Almost nine out of 10 (88 per cent) surveyed use at least one online channel when looking for a new service provider, and 32 per cent want more digital interactions from providers. Only 11 per cent of consumers strongly agree companies are effectively converging digital, mobile, social and traditional channels.
“Today’s customer’s sense of loyalty to an existing provider is often eclipsed by a competitor’s personalised and tailored experience,” added Mann. “Our research shows non-traditional competitors are gaining market share through their willingness to do things differently – often offering prospective customers more opportunities for customisation.”
About one in five of Australian consumers (21 per cent) feel very loyal toward their providers and only one-fifth (22 per cent) are willing to recommend them to others, figures that have remained consistently low over the past several years. Exactly four out of 10 (40 per cent) are open to purchasing products and services offered by non-traditional providers and about the same amount (37 per cent) will consider making purchases through consumer-to-consumer channels for housing/accommodations, transportation or money lending.
Many of the common consumer complaints and habits identified by the research have been ever-present for a number of years, indicating that many companies are not addressing underlying issues effectively. The three top Australian consumer frustrations for customer service – not solving an issue during the first interaction (87 per cent in 2014 compared to 87 per cent in 2009); lengthy hold times (87 per cent compared to 88 per cent); and interacting with service representatives who cannot answer questions (85 per cent compared to 86 per cent) – have remained flat.
Despite high switching rates, the survey reveals a potential “switch back” opportunity for companies. Just over two-thirds (34 per cent) say they would consider returning to a previous provider. Top drivers of this trend include attractive pricing (54 per cent) and a superior product or offering (48 per cent).
Analog meets digital to help companies “do things differently”
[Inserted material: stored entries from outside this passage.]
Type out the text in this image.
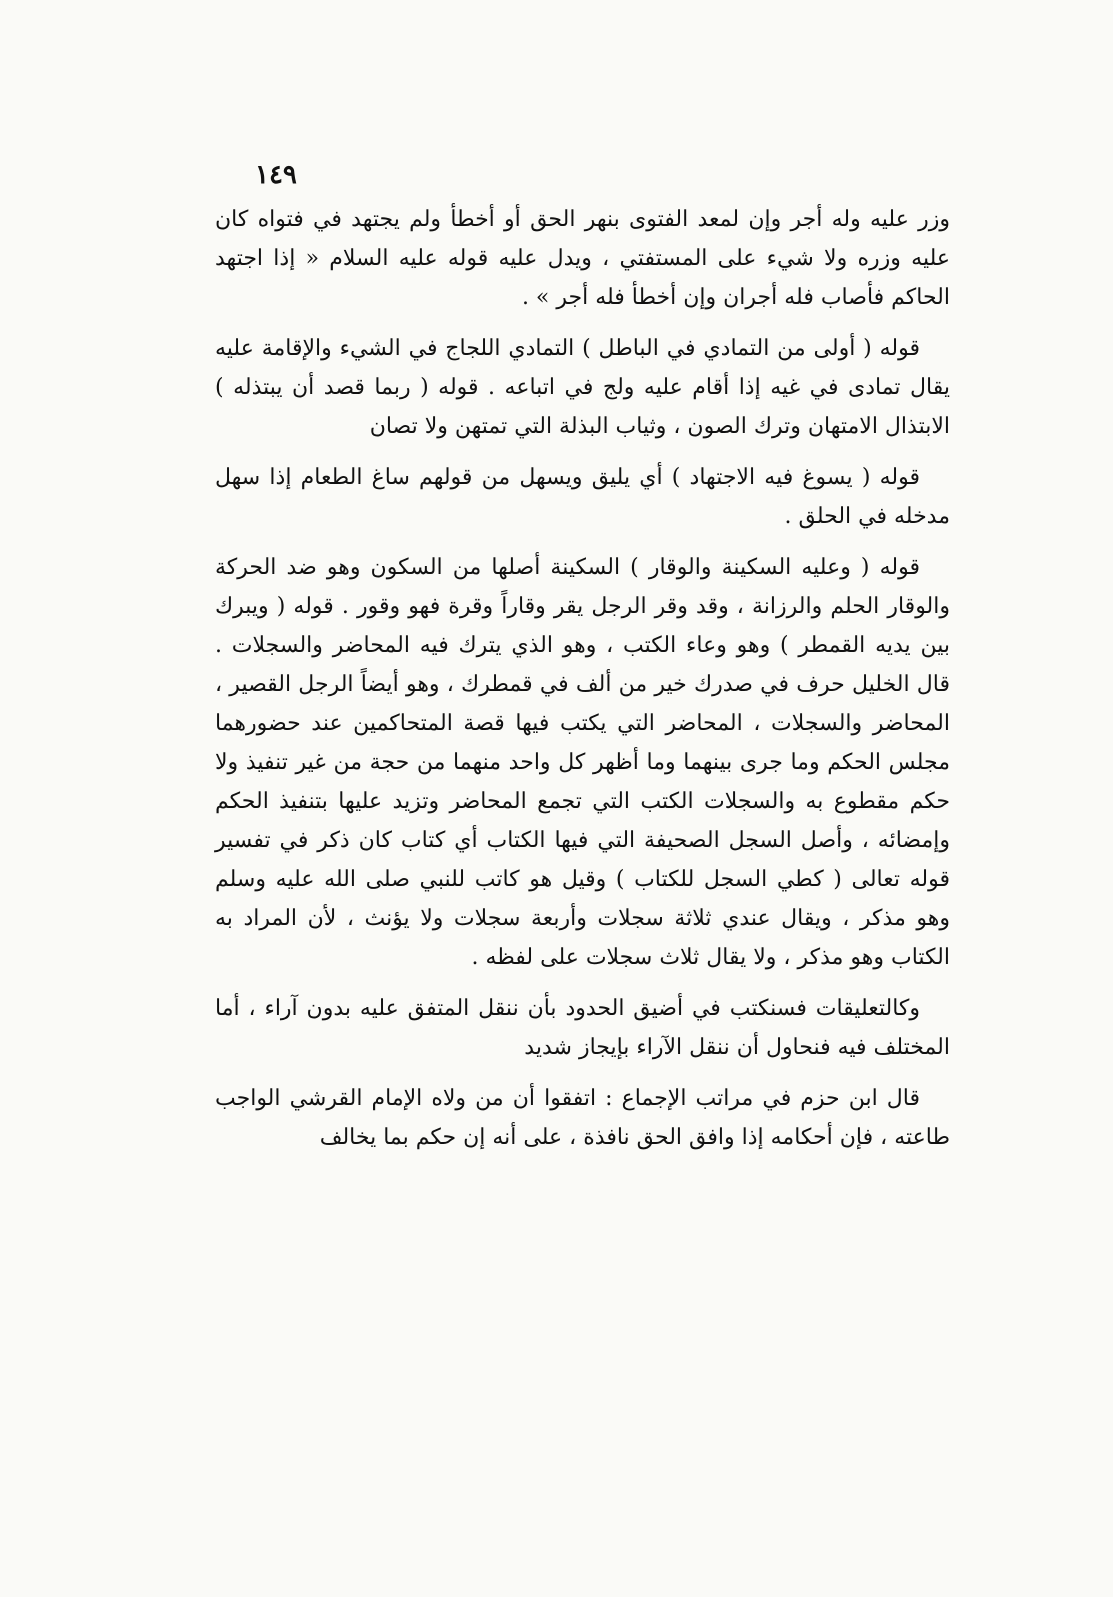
١٤٩

وزر عليه وله أجر وإن لمعد الفتوى بنهر الحق أو أخطأ ولم يجتهد في فتواه كان عليه وزره ولا شيء على المستفتي ، ويدل عليه قوله عليه السلام « إذا اجتهد الحاكم فأصاب فله أجران وإن أخطأ فله أجر » .

قوله ( أولى من التمادي في الباطل ) التمادي اللجاج في الشيء والإقامة عليه يقال تمادى في غيه إذا أقام عليه ولج في اتباعه . قوله ( ربما قصد أن يبتذله ) الابتذال الامتهان وترك الصون ، وثياب البذلة التي تمتهن ولا تصان

قوله ( يسوغ فيه الاجتهاد ) أي يليق ويسهل من قولهم ساغ الطعام إذا سهل مدخله في الحلق .

قوله ( وعليه السكينة والوقار ) السكينة أصلها من السكون وهو ضد الحركة والوقار الحلم والرزانة ، وقد وقر الرجل يقر وقاراً وقرة فهو وقور . قوله ( ويبرك بين يديه القمطر ) وهو وعاء الكتب ، وهو الذي يترك فيه المحاضر والسجلات . قال الخليل حرف في صدرك خير من ألف في قمطرك ، وهو أيضاً الرجل القصير ، المحاضر والسجلات ، المحاضر التي يكتب فيها قصة المتحاكمين عند حضورهما مجلس الحكم وما جرى بينهما وما أظهر كل واحد منهما من حجة من غير تنفيذ ولا حكم مقطوع به والسجلات الكتب التي تجمع المحاضر وتزيد عليها بتنفيذ الحكم وإمضائه ، وأصل السجل الصحيفة التي فيها الكتاب أي كتاب كان ذكر في تفسير قوله تعالى ( كطي السجل للكتاب ) وقيل هو كاتب للنبي صلى الله عليه وسلم وهو مذكر ، ويقال عندي ثلاثة سجلات وأربعة سجلات ولا يؤنث ، لأن المراد به الكتاب وهو مذكر ، ولا يقال ثلاث سجلات على لفظه .

وكالتعليقات فسنكتب في أضيق الحدود بأن ننقل المتفق عليه بدون آراء ، أما المختلف فيه فنحاول أن ننقل الآراء بإيجاز شديد

قال ابن حزم في مراتب الإجماع : اتفقوا أن من ولاه الإمام القرشي الواجب طاعته ، فإن أحكامه إذا وافق الحق نافذة ، على أنه إن حكم بما يخالف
Satisfaction with online customer service channels, including online text/video chat, mobile applications, third-party review of websites or forums and social media, is relatively solid compared with “traditional” channels with just over half of respondents reporting that they are satisfied with online text chat (60 per cent), as compared to just 52 per cent that were satisfied with traditional contact centre support.
However, despite the relatively high levels of satisfaction with digital channels, adoption of these technologies has remained low due to several barriers, including a lack of appropriate information provided by the channels, lack of trust in them, and lack of knowledge of how to access and use them.
Further, while most companies are aware of the value that digital brings, many have been slow to develop an overall strategy that incorporates these channels into their existing customer service offering.
“Many companies have suffered from two persistent customer service-related headaches that hindered profitable growth over the past 10 years: chronically high switching rates and decreasing spend by their remaining customers,” said Mann. “Companies that determine the right blend of digital and analog channels to improve the customer experience can reap huge benefits by retaining existing customers while luring more than their fair share of new ones away from competitors.”